Sunday, December 5, 2010

Are Leading Organisations Effectively Using Social Media?

A 2009 study found that the CEO’s of top U.S. companies tend to avoid social media, according to The study found that most of the Fortune top 100 CEO’s were markedly absent from the social media community, including Facebook, Twitter, LinkedIn, and Wikipedia. The study specifically revealed that;

1) Only 2 CEO’s had Facebook accounts;
2) Only 13 CEO’s had profiles on the professional networking site LinkedIn;
3) Three-quarters of the CEO’s had a Wikipedia entry, but nearly a third of these had limited or outdated information; and
4) Not one Fortune 100 CEO had a blog.

But what is social media? Professor Nora Barnes highlights six prominent social media tools, (2010, p.9);
1) Blogging;
2) Podcasting;
3) Online Video;
4) Social Networking;
5) Message Boards; and
6) Wikis.

This list includes the micro blogging service of Twitter and the popular social networking sites like Facebook, LinkedIn and MySpace.

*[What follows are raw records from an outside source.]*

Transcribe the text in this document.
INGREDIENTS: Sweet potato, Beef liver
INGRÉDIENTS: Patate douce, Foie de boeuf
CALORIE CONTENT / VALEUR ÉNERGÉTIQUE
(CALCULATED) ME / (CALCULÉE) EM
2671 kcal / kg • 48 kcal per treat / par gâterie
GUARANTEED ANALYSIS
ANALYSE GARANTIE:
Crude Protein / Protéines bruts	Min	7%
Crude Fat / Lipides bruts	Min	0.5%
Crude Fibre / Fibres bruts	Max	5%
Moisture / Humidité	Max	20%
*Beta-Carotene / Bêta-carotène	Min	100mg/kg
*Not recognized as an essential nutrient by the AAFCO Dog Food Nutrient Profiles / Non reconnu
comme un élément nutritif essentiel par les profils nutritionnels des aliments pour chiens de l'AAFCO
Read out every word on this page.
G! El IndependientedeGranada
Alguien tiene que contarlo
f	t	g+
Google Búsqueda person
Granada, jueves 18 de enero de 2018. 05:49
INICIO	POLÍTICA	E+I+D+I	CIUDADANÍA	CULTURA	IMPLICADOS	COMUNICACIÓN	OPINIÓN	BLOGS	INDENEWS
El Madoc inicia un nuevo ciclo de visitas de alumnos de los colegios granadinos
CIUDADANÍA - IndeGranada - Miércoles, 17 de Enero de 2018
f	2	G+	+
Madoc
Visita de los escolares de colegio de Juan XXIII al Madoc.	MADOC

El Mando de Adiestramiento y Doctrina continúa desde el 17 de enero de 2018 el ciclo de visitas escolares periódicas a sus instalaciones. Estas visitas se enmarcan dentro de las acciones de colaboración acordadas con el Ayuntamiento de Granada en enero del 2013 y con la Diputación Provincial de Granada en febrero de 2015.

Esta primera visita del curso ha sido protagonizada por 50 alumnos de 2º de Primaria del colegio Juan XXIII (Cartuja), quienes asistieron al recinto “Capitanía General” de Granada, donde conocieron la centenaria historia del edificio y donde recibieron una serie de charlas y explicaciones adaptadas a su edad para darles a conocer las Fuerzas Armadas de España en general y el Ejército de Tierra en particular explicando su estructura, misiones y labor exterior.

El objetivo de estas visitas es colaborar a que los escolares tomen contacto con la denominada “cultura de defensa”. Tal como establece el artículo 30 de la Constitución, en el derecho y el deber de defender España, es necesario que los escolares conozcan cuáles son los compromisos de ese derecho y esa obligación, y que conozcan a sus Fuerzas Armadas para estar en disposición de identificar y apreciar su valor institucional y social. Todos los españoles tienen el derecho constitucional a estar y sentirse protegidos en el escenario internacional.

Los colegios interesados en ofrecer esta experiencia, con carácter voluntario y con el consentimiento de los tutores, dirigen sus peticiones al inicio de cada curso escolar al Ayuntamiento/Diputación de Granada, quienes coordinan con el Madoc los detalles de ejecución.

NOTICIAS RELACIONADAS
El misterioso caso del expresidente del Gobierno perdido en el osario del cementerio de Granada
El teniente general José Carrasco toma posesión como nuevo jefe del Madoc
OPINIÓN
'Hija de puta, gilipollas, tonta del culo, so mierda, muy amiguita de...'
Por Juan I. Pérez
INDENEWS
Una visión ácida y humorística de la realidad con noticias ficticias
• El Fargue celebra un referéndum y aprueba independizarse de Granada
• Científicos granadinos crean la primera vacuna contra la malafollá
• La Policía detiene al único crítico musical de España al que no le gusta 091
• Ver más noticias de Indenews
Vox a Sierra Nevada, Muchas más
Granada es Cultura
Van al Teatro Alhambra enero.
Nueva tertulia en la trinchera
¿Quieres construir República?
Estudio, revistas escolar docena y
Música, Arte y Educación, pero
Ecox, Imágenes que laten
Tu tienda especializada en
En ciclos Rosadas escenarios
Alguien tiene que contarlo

Looking at the Fortune 500, research has shown that 16% of the Fortune 500 companies were blogging in 2008, double the figure for 2007 which was only 8%, (cited in Barnes, 2010, p.10). Yet, Jose Esteves writes in the 2008, Business Strategy Review, after analysing the blogging strategies of the companies in the Fortune 500, that “blogs have moved from being sales support tools to becoming essential elements in brand advocacy and communication. There is no longer any question that corporate blogs have become a channel to engage brand enthusiasts (rather than simply engaging in light dialogue with consumers: ‘thanks for your feedback’ and the like) and a communication tool for stakeholders and potential investors,” (p.65).

Barnes highlights how “the adoption curves for different social media technologies are not the same. Interestingly, while social networking and blogging have enjoyed growth in actual adoption, the use of message boards, online video, wikis and podcasting has levelled off or declined. The addition of Twitter (considered both a micro-blogging site and a social networking site) in the latest study showed that 35% of the Fortune 500 are already using this tool for their business. In addition, as they ramp up their usage, companies are also seeking to protect themselves legally with 22% of the Fortune 500 companies having implemented a formal policy concerning blogging by their employees,” (p.13).

Some still believe that CEO’s aren’t embracing social media enough and Sharon Barclay states that “it’s shocking that the top CEO’s can appear to be so disconnected from the way their own customers are communicating. They’re giving the impression that they’re disconnected, disengaged and disinterested. Barclay said many CEO’s are cautious about social networking because of regulations, such as the Sarbanes-Oxley Act. However, she says the ones who are not involved in the rapidly growing form of communication are missing a great opportunity to connect with customers and raise their company’s profile.” (cited in IM, 2009, p.10).

In her 2009 article Lyne Noella, gives 10 simple tips to raise your visibility in social networking (p.17);

1) Join several networks;
2) Get a great head shot;
3) Create a compelling message;
4) Make invitations a habit;
5) Join special interest groups;
6) Update your profile regularly;
7) Share knowledge;
8) Use you network as a resource;
9) Stay alert to opportunities;
10) Engage.

Though maybe considered obvious by many, the tips above also highlight the need to invest quality time in developing ones social media activities. The underlying business principles are similar to talent management, in that you want to attract and retain the ‘best talent’ to your social networks, where this talent should be both current and future focused.

Finally as Barnes mentions, “the continued steady adoption of blogs and the growth of Twitter among Fortune 500 companies demonstrates the growing importance of social media in the business world,” (p.13). “In his own blog, Jonathan Schwartz, President of Sun Microsystems says that we’ve moved from the information age to the participation age, and trust is the currency of the participation age,” (cited in Esteves, 2008, p.65). Esteves concludes that “at best, corporate blogging is about leadership, visibility and conversion in the digital world. It is an excellent way for CEO’s to express their opinions and visions about their companies and about topics such as corporate social responsibility, diversity, market sector evolution and even crisis management,” (p.67).

So how social media savvy are you and your organisation?


Barnes, N.G. (2010). Tweeting and Blogging to the Top. Marketing Research. Spring, p.9-13.

Editorial. (2009). CEO’s Cautious About Social Networking. Information Management, Vol. 43 Issue 5, p10-11.

Esteves, J. (2008). Where is your blog? Business Strategy Review. Vol. 19, Issue 4, p.62-70.

Noella, L. (2009). Ten Tips to Raise Your Business Visibility Through Social Networks. Financial Executive. Vol. 25, Issue 9, p17.